It takes hard work and strong commitment to manage money responsibly.  The consistent effort pays off in priceless rewards that last a lifetime. Most people manage their own finances quite well without the help of a professional adviser. However, even just one bit of misinformation can ruin a top-notch financial plan. Money myths and rumors have been responsible for leading some very wealthy people to the steps of the bankruptcy court.

Falling for false facts when it comes to money matters can be a very expensive mistake. On the other hand, the accurate information guarantees financial increase and freedom now and in the future. By far, the majority of information that is circulated to the public is reliable. More often than not, erroneous advice is unintended, not deliberate. Whatever the motive, some common misconceptions about finances have spread like wildfire and been accepted as truth for decades. 

Money Myths Debunked

There is no greater time than the present to debunk myths that have impacted how people use credit, save money, and make investments. In no particular order, ten of the most popular money myths are uncovered below.

Myth 1: Using Payday loans will improve your credit score. 

Payday loans, although common, do not report the loan or the payment to the credit bureaus. This means you get a small payday loan, usually a few hundred dollars up to a couple thousand, and must pay it back within a short time frame such as one or two weeks. The interest rates can be high, but the good news is that you can get approved for a payday loan right away, even with bad credit, and get your cash the same day. To summarize, if you pay off your payday loan in time, your good efforts will not increase your credit score.

Myth 2: Only people with high income can save money.

This untruth has prevented people from setting aside money for emergencies, special occasions, and even retirement. Of course, people making less money cannot save as much as others. But saving even a little money consistently will build a nest egg over time. Lower income savers should take small steps while keeping their eyes on the long term goal.

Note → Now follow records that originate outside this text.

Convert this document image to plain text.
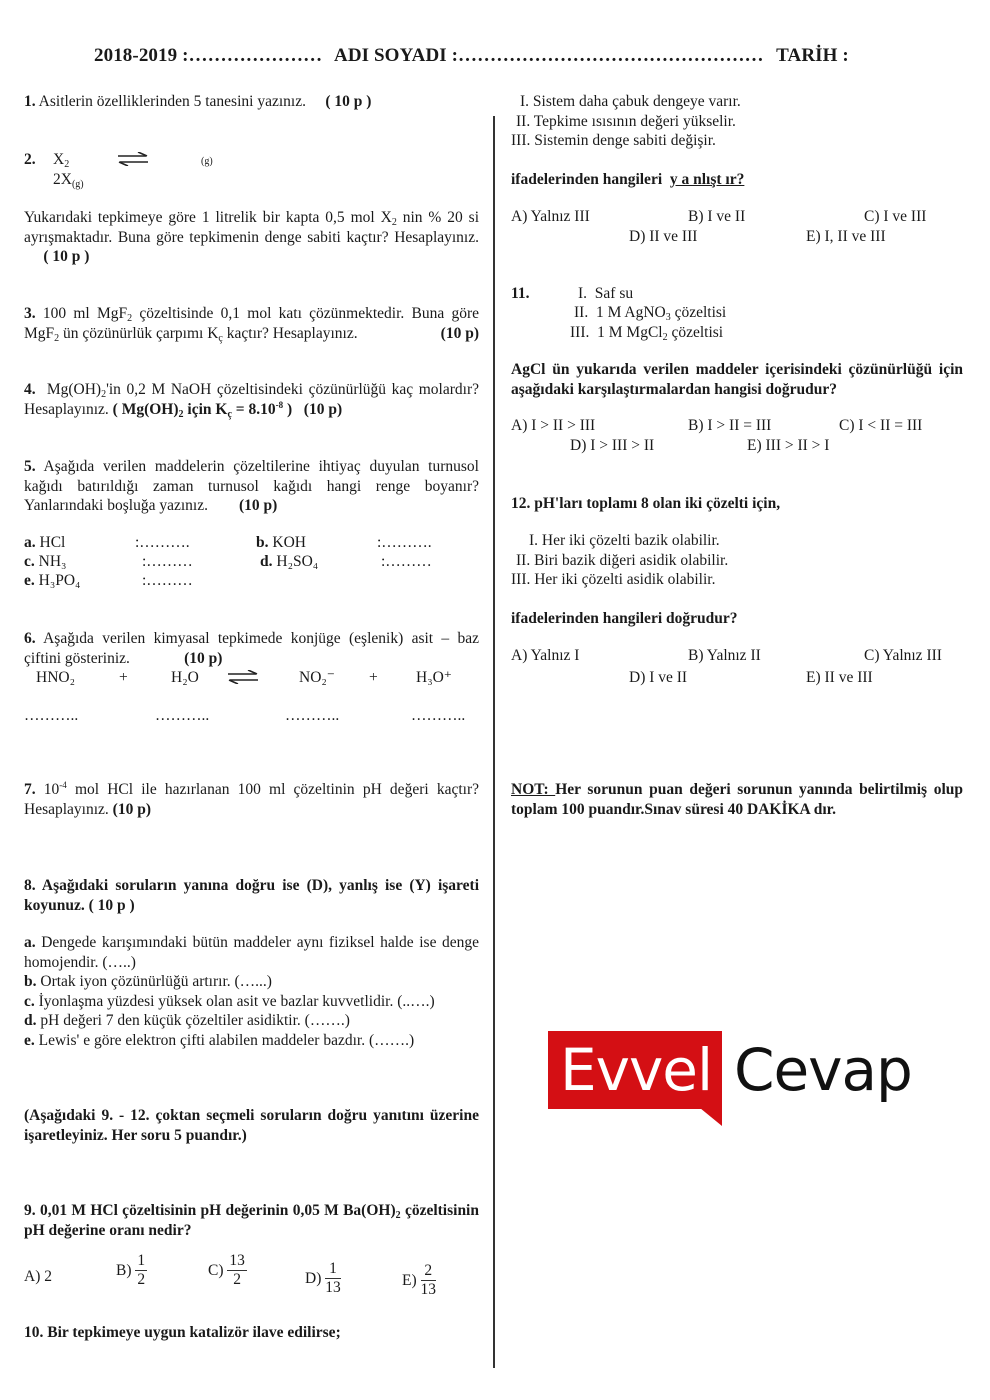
2018-2019 :………………… ADI SOYADI :………………………………………… TARİH :
1. Asitlerin özelliklerinden 5 tanesini yazınız. ( 10 p )
2. $X_2$	(g)
$2X_{(g)}$
Yukarıdaki tepkimeye göre 1 litrelik bir kapta 0,5 mol $X_2$ nin % 20 si ayrışmaktadır. Buna göre tepkimenin denge sabiti kaçtır? Hesaplayınız.      ( 10 p )
3. 100 ml MgF$_2$ çözeltisinde 0,1 mol katı çözünmektedir. Buna göre MgF$_2$ ün çözünürlük çarpımı $K_ç$ kaçtır? Hesaplayınız.	(10 p)
4. $Mg(OH)_2'in$ 0,2 M NaOH çözeltisindeki çözünürlüğü kaç molardır? Hesaplayınız. ( $Mg(OH)_2$ için $K_ç = 8.10^{-8}$ ) (10 p)
5. Aşağıda verilen maddelerin çözeltilerine ihtiyaç duyulan turnusol kağıdı batırıldığı zaman turnusol kağıdı hangi renge boyanır? Yanlarındaki boşluğa yazınız. (10 p)
a. HCl	:……….	b. KOH	:……….
c. NH₃	:………	d. H₂SO₄	:………
e. H₃PO₄	:………
6. Aşağıda verilen kimyasal tepkimede konjüge (eşlenik) asit – baz çiftini gösteriniz.	(10 p)
HNO₂	+	H₂O	NO₂⁻ + H₃O⁺
………..	………..	………..	………..
7. $10^{-4}$ mol HCl ile hazırlanan 100 ml çözeltinin pH değeri kaçtır? Hesaplayınız. (10 p)
8. Aşağıdaki soruların yanına doğru ise (D), yanlış ise (Y) işareti koyunuz. ( 10 p )
a. Dengede karışımındaki bütün maddeler aynı fiziksel halde ise denge homojendir. (…..)
b. Ortak iyon çözünürlüğü artırır. (…...)
c. İyonlaşma yüzdesi yüksek olan asit ve bazlar kuvvetlidir. (..….)
d. pH değeri 7 den küçük çözeltiler asidiktir. (…….)
e. Lewis' e göre elektron çifti alabilen maddeler bazdır. (…….)
(Aşağıdaki 9. - 12. çoktan seçmeli soruların doğru yanıtını üzerine işaretleyiniz. Her soru 5 puandır.)
9. 0,01 M HCl çözeltisinin pH değerinin 0,05 M $Ba(OH)_2$ çözeltisinin pH değerine oranı nedir?
A) 2	$B) \frac{1}{2}$	$C) \frac{13}{2}$	$D) \frac{1}{13}$	$E) \frac{2}{13}$
10. Bir tepkimeye uygun katalizör ilave edilirse;
I. Sistem daha çabuk dengeye varır.
II. Tepkime ısısının değeri yükselir.
III. Sistemin denge sabiti değişir.
ifadelerinden hangileri y a nlışt ır?
A) Yalnız III	B) I ve II	C) I ve III
D) II ve III	E) I, II ve III
11.	I. Saf su
II. 1 M AgNO$_3$ çözeltisi
III. 1 M MgCl$_2$ çözeltisi
AgCl ün yukarıda verilen maddeler içerisindeki çözünürlüğü için aşağıdaki karşılaştırmalardan hangisi doğrudur?
A) I > II > III	B) I > II = III	C) I < II = III
D) I > III > II	E) III > II > I
12. pH'ları toplamı 8 olan iki çözelti için,
I. Her iki çözelti bazik olabilir.
II. Biri bazik diğeri asidik olabilir.
III. Her iki çözelti asidik olabilir.
ifadelerinden hangileri doğrudur?
A) Yalnız I	B) Yalnız II	C) Yalnız III
D) I ve II	E) II ve III
NOT: Her sorunun puan değeri sorunun yanında belirtilmiş olup toplam 100 puandır.Sınav süresi 40 DAKİKA dır.
Evvel Cevap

For instance, depending on the interest rate, a millennial that saves about $50 a month can potentially have $75,000 to $80,000 at retirement! That translates to saving about $12.50 a week, faithfully and without fail.

Another excellent way to save on a budget is to avoid spending money unnecessarily. Everybody has something they can sacrifice for the sake of their future.

Myth 3: Credit cards are bad.

Consumers should never overuse credit cards, but they are in no way bad. Although it is true that credit cards can create financial burdens, they can be used to build a healthy credit profile with proper use. 

Borrowers that demonstrate responsibility with diverse forms of credit have higher credit scores.

Money Myths about Credit Card Debt

Credit cards are unsecured credit (no collateral needed) that is relatively easy to get. The best use for credit cards is to charge only what can be paid in full by the time the bill is due. Eventually, borrowers can get approved for other credit such as mortgages and auto loans.

Here are a few credit cards that offer multiple rewards and will jump start your journey toward a healthy financial profile!

Myth 4: You can’t invest and save for retirement at the same time.

Savings accounts are a relatively safe place to sock away money for retirement. Yet they do not earn much with interest rates so low. Also, when the money is withdrawn decades later, it won’t be worth as much because of inflation.  Financial planners advise savers to create a diversified strategy for investing that includes securities and bonds, in addition to stocks. This spreads out the risk of loss. Starting early in life also gives plenty of time to recover any losses and/or earn money much faster than with a savings account alone.

In short, yes you can save and invest for retirement at the same time. Like most things in life, moderation is key. Continue onward contributting toward your retirement savings, but also consider investing to maximize your financial results.

Myth 5: Young adults should wait until they are older to save for retirement.

Immediate responsibilities like paying student loans and saving for a home make it challenging to add retirement savings to the budget. But starting early is the best move to make since investments grow with time – the more time, the better the return.

Myth 6: Having zero debt is the best way to get good credit.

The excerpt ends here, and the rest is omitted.